Pipiku mungkin merah cerah.

Karen-san juga merenungkan apa yang baru saja dia lakukan sendiri, dan pasti mengerti bahwa dia telah melakukan sesuatu yang besar, tiba-tiba dia mendidih merah cerah.

"Aku akan melihat Yorishiro-sama dan Doraha-san!!" (Karen)

Dan kemudian, dia melarikan diri sambil masih malu.

... Tindakan Karen-san meningkat setiap hari.

"Pada tingkat ini... pernikahan akan datang bulan depan..." (Haine)

Aku mengatakannya dengan bercanda, tetapi itu terasa nyata dan membuatku menggigil.

Apakah Karen-san mendapatkan sesuatu dari perjalanan ini?

Perjalanan ini adalah untuk mencari petunjuk tentang keberadaan Dewa Kegelapan Entropy di Underworld Country.

Dan pada kenyataannya, Underworld Country benar-benar ada dan kita sudah belajar bahwa Entropy disembah oleh mereka, tetapi lebih jauh dari itu seharusnya masih menjadi misteri baginya.

Di pihakku... aku memang mendapatkan sesuatu dari itu.

Itu adalah... kepastian bahwa para Dewa tidak diperlukan di dunia ini.
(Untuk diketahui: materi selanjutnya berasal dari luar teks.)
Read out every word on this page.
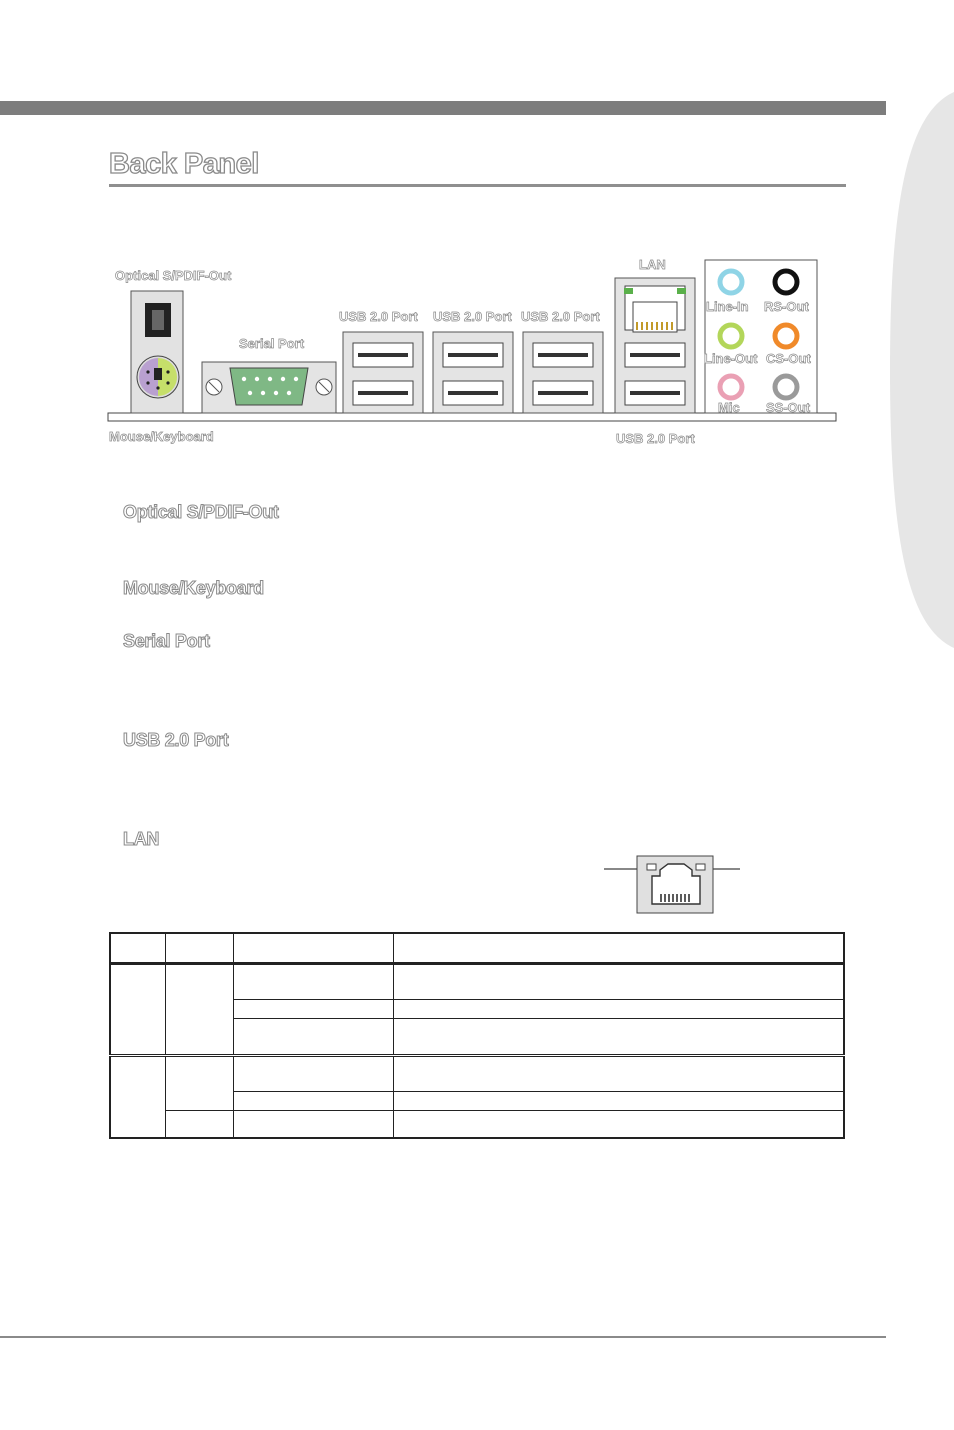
Back Panel
Optical S/PDIF-Out
Mouse/Keyboard
Serial Port
USB 2.0 Port USB 2.0 Port USB 2.0 Port
LAN
USB 2.0 Port
Line-In RS-Out
Line-Out CS-Out
Mic SS-Out
Optical S/PDIF-Out
Mouse/Keyboard
Serial Port
USB 2.0 Port
LAN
Aku belajar tentang kekejaman yang dilakukan oleh empat Elemen Dasar di masa lalu ketika aku tidur, dan aku juga belajar bahwa mereka tidak berguna bagi manusia, sebaliknya, mereka sebenarnya berbahaya.

Ketika aku kembali ke dunia ini, aku tidak terlalu memikirkannya, tetapi seperti yang kupikirkan, aku benar-benar harus bergerak.

Buat rencana untuk benar-benar memutuskan ikatan antara dunia ini dan para Dewa.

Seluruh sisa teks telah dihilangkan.